A familiar sight at most of the larger PRCA rodeos is the colorful Copenhagen/Skoal score­board! The board provides quick scores and times on cowboys and cowgirls as the rodeo progresses, and adds to the overall smoothness and enjoyment of the performance.

By RANDY WITTE, originally published in the July 1996 issue 

The scoreboard program was started in 1990 by United States Tobacco Sales and Marketing Company as an exten­sion of existing programs with the PRCA to enhance rodeo. There are now three scoreboard teams with a total of four scoreboards that travel the country, going to more than 60 PRCA rodeos a year, including the· National Finals.
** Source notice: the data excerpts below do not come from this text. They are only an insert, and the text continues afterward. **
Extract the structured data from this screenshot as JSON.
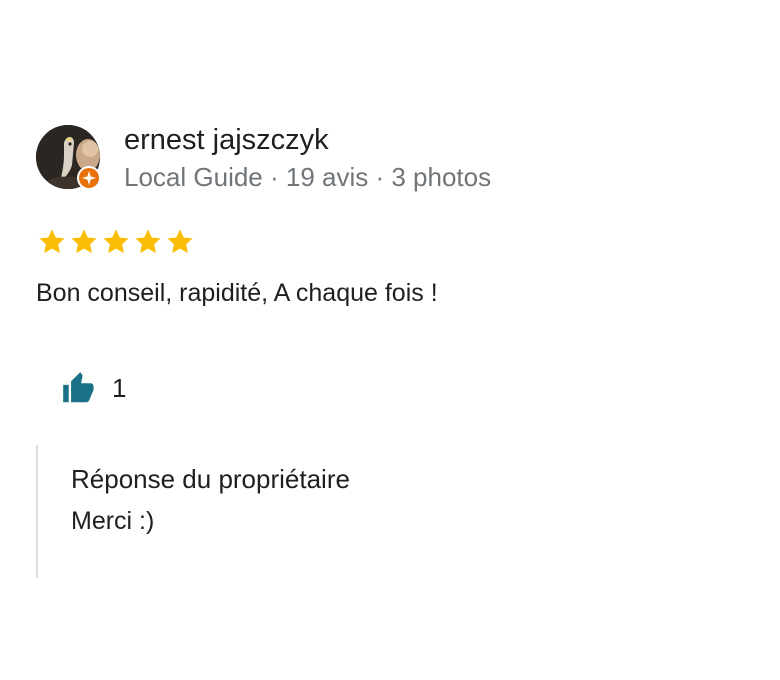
{
  "review": {
    "author": {
      "name": "ernest jajszczyk",
      "meta": "Local Guide · 19 avis · 3 photos",
      "avatar_icon": "user-photo-avatar",
      "badge_icon": "local-guide-badge-icon",
      "badge_color": "#e8710a"
    },
    "rating": {
      "stars": 5,
      "max": 5,
      "star_color": "#fbbc04"
    },
    "text": "Bon conseil, rapidité, A chaque fois !",
    "likes": {
      "icon": "thumbs-up-icon",
      "count": "1",
      "icon_color": "#1a7087"
    },
    "owner_response": {
      "title": "Réponse du propriétaire",
      "text": "Merci :)"
    }
  }
}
The scoreboards, which represent some pretty sophisticated computer technology, were developed by Dak­tronics Inc. of Brookings, South Dakota. Each 9 by 28-foot board is run by an operator who mans two computers. One computer handles all the rodeo statistics, the other takes care of all graphic and logo displays. The boards are illuminated for day and night use, have computerized animation, and can display words to the national anthem, give brief profiles of the con­testants (including hometowns, money earnings, and world standings), and summarize the leaders in each event after each go-round.

Randy Barnes and Steve Scribner standing in front of the rodeo scoreboard
Randy Barnes and Steve Scribner, with one of their Copenhagen/Skoal Pro Rodeo Scoreboards in the background.

They also show the event leader before a contestant competes, and indicate the score or time to beat. This feature really gets interesting and helpful to fans and contestants alike at a rodeo with more than one go­round. During the final round, the scoreboard will show average leaders, and indicate what each contestant must score or time in order to go to the lead in the average.

Each system operator is assisted by a fellow in the arena with a telephone headset, who relays information to him from the rodeo judges. This is a lot faster than the traditional method of gathering information, which entails a runner with a chalkboard who flashes scoring information to the announcer.

The system includes an electronic timer for women’s barrel racing that is plugged directly into the computers, so the crowd can see the seconds ticking off during a run. The three computerized cowboys who travel with the scoreboards, set them up, take them down, and do the programming before each rodeo, are Leon Schweitzer, and brothers Ken and Steve Scribner. They each have a different segment of the country to travel by means of pickup and 40-foot trailer that is painted with a colorful mural of the traveling scoreboard. Inside each trailer is a scoreboard, all the rigging to hang it up, plus the computer equipment and cables.

“It’s a pretty slick deal,” says Steve Scribner, who typically starts his year by taking the scoreboard to such rodeos as Denver, San Antonio, Tucson. Pocatello, Scottsdale … and that’s before the year really gets going. “We each have two of everything, a com­plete backup. If something breaks, we just replace it at the time, and then fix it later. We travel different areas, but all three of us wind up in Las Vegas and help at the NFR.”

The man who put the scoreboard program together is Walt Garrison, the former running back for the Dallas Cowboys who went on to become a long-time spokesman for Copenhagen/Skoal. Walt and his secretary for the last 20 years, Annice Burkhalter, will both retire August 1. Walt said the first thing he wants to do upon retiremnet is “just sit in a rocking chair for the first 2 months… and after that, I might rock.”

Meanwhile the fellow promoted to overseeing the entire scoreboard program and other related endeavors is Randy Barnes of Yorba Linda, California. Randy has been with the company since 1985, and enters the steer wrestling event on occasion, as well. He once took a year off work so he could rodeo full time, but while that experience was fulfilling, it ultimately taught him the value of a steady paycheck.

So, we wish happy retirements to both Walt Garrison and Annice Burkhalter, and congratulate Randy Barnes on his promotion. And we look forward to seeing those scoreboards at a lot of rodeos in the years ahead.